Governor Nicholls is the third name that street has held since the city was founded. Maps from the 1750s and 1760s on view at the Historic New Orleans Collection show the street as Rue de l'Arsenal, so named because an arsenal was located on the street in the early days. While a 1764 map bears that street name, it also indicates a hospital was located on the street near the Mississippi River. By the 1770s, the name had been changed from Rue de l'Arsenal to Hospital Street.
The street, which runs through the French Quarter and into Treme all the way to Broad Street, would keep Hospital as its name for more than 125 years. In the early 1900s, there was a move to rename the street to honor Francis Redding Tillou Nicholls, the first Louisiana governor elected after Reconstruction. Nicholls, who was born in Donaldsonville in 1834, graduated from Tulane and West Point and was a Confederate general during the Civil War, where he lost an arm and a leg in two different battles. He was elected governor in 1876. After serving two terms, he became a state Supreme Court justice. He died in 1912, three years after Hospital Street was renamed for him.
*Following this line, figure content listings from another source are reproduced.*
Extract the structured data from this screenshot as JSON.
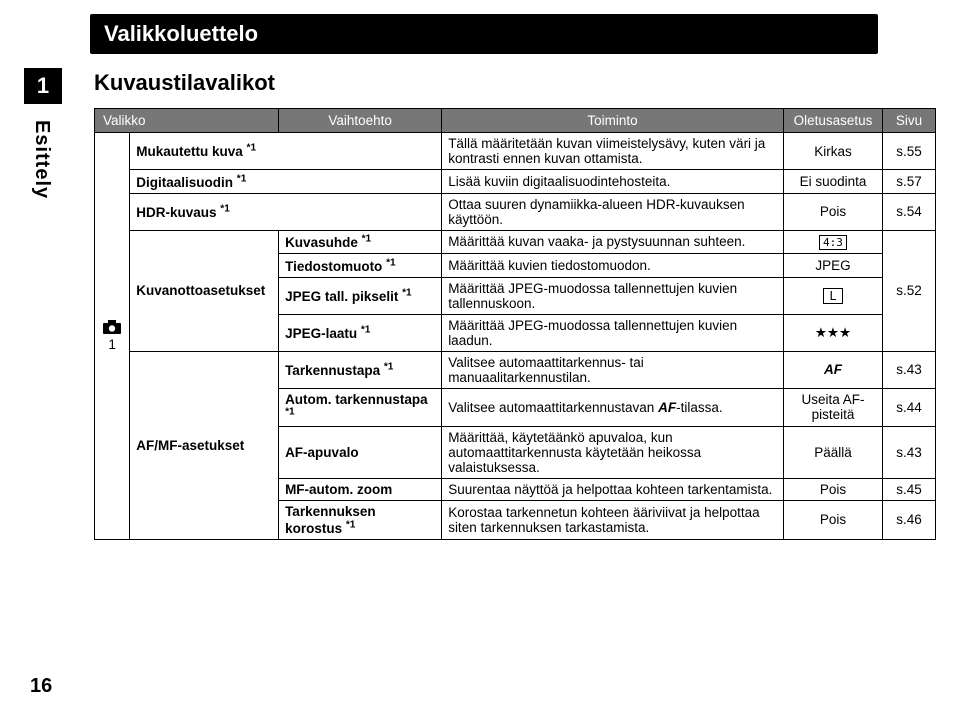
{
  "chapter_num": "1",
  "sidebar_label": "Esittely",
  "page_number": "16",
  "title": "Valikkoluettelo",
  "subtitle": "Kuvaustilavalikot",
  "headers": {
    "menu": "Valikko",
    "option": "Vaihtoehto",
    "function": "Toiminto",
    "default": "Oletusasetus",
    "page": "Sivu"
  },
  "icon_row": "1",
  "rows": {
    "r1": {
      "menu": "Mukautettu kuva *1",
      "func": "Tällä määritetään kuvan viimeistelysävy, kuten väri ja kontrasti ennen kuvan ottamista.",
      "def": "Kirkas",
      "page": "s.55"
    },
    "r2": {
      "menu": "Digitaalisuodin *1",
      "func": "Lisää kuviin digitaalisuodintehosteita.",
      "def": "Ei suodinta",
      "page": "s.57"
    },
    "r3": {
      "menu": "HDR-kuvaus *1",
      "func": "Ottaa suuren dynamiikka-alueen HDR-kuvauksen käyttöön.",
      "def": "Pois",
      "page": "s.54"
    },
    "grp1_label": "Kuvanottoasetukset",
    "r4": {
      "opt": "Kuvasuhde *1",
      "func": "Määrittää kuvan vaaka- ja pystysuunnan suhteen.",
      "def": "4:3"
    },
    "r5": {
      "opt": "Tiedostomuoto *1",
      "func": "Määrittää kuvien tiedostomuodon.",
      "def": "JPEG"
    },
    "r6": {
      "opt": "JPEG tall. pikselit *1",
      "func": "Määrittää JPEG-muodossa tallennettujen kuvien tallennuskoon.",
      "def": "L",
      "page": "s.52"
    },
    "r7": {
      "opt": "JPEG-laatu *1",
      "func": "Määrittää JPEG-muodossa tallennettujen kuvien laadun.",
      "def": "★★★"
    },
    "grp2_label": "AF/MF-asetukset",
    "r8": {
      "opt": "Tarkennustapa *1",
      "func": "Valitsee automaattitarkennus- tai manuaalitarkennustilan.",
      "def": "AF",
      "page": "s.43"
    },
    "r9": {
      "opt": "Autom. tarkennustapa *1",
      "func_a": "Valitsee automaattitarkennustavan ",
      "func_b": "AF",
      "func_c": "-tilassa.",
      "def": "Useita AF-pisteitä",
      "page": "s.44"
    },
    "r10": {
      "opt": "AF-apuvalo",
      "func": "Määrittää, käytetäänkö apuvaloa, kun automaattitarkennusta käytetään heikossa valaistuksessa.",
      "def": "Päällä",
      "page": "s.43"
    },
    "r11": {
      "opt": "MF-autom. zoom",
      "func": "Suurentaa näyttöä ja helpottaa kohteen tarkentamista.",
      "def": "Pois",
      "page": "s.45"
    },
    "r12": {
      "opt": "Tarkennuksen korostus *1",
      "func": "Korostaa tarkennetun kohteen ääriviivat ja helpottaa siten tarkennuksen tarkastamista.",
      "def": "Pois",
      "page": "s.46"
    }
  }
}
It is not clear why Hospital Street was chosen for the name change, but a Sept. 26, 1909 editorial in The Daily Picayune applauded it. The newspaper called Nicholls a "venerable and eminent citizen," but questioned whether the street would be called General Nicholls or Governor Nicholls. The next month, the City Council voted to call it Governor Nicholls. Some property owners decried the move, however, bemoaning the loss of a longstanding street name. Even cartoonist and historian John Churchill Chase seemed to criticize the decision in his landmark 1949 book, Frenchmen, Desire, Good Children ... and Other Streets of New Orleans. He explained that Nicholls has a "lonely fate among Vieux Carre streets, in eternal association with Dumaine, Toulouse, the Duke of Orleans, et al. Placing this patriotic Irish-American in this stuffy Bourbon company — even in name only — is a dubious honor," Chase wrote.